2

Let $\Gamma$ be a maximal consistent set. Prove: $\varphi \lor \psi \in \Gamma \iff \varphi \in \Gamma $ or $ \psi \in \Gamma$.

Now define $V_{\Gamma}: Q \to \{ 0, 1 \}$ as follows:

$V_{\Gamma}(p):= \cases{{1 \mbox{ if } p \in \Gamma} \\ 0 \mbox{ if } p \notin \Gamma}$.

Show that for every formula $\varphi$ we have: $\varphi \in \Gamma \iff V_{\Gamma} \models \varphi$.
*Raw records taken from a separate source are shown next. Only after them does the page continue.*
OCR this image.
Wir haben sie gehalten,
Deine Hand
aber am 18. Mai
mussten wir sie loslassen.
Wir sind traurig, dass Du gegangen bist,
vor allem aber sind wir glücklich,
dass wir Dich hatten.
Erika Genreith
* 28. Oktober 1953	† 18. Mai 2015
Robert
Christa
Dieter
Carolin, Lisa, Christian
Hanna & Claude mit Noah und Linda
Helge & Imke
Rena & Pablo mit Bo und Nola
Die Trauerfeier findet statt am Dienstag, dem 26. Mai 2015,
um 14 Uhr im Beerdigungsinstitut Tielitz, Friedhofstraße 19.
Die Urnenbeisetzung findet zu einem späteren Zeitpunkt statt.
I'm at a loss here. Could anyone please help me out?

Thanks in advance.

Jeroen
  • 1,653
  • If you look up the definition of $V_\Gamma \models \phi$, I think you will be able to come up with an answer for the second part yourself. – Lord_Farin May 15 '13 at 17:57

1 Answers1

3

Here's an answer for the more difficult direction of the first part. Suppose, toward a contradiction, that $\Gamma$ contains $\phi\lor\psi$ but contains neither $\phi$ nor $\psi$. Since it doesn't contain $\phi$ but is maximal consistent, $\Gamma\cup\{\phi\}$ must be inconsistent. So $\neg\phi$ is a logical consequence of $\Gamma$. Similarly, so is $\neg\psi$. But then so is $\neg(\phi\lor\psi)$ because that's a logical consequence of $\{\neg\phi,\neg\psi\}$. But since $\phi\lor\psi$ is in $\Gamma$, this contradicts the assumption that $\Gamma$ is consistent.

Andreas Blass
  • 71,833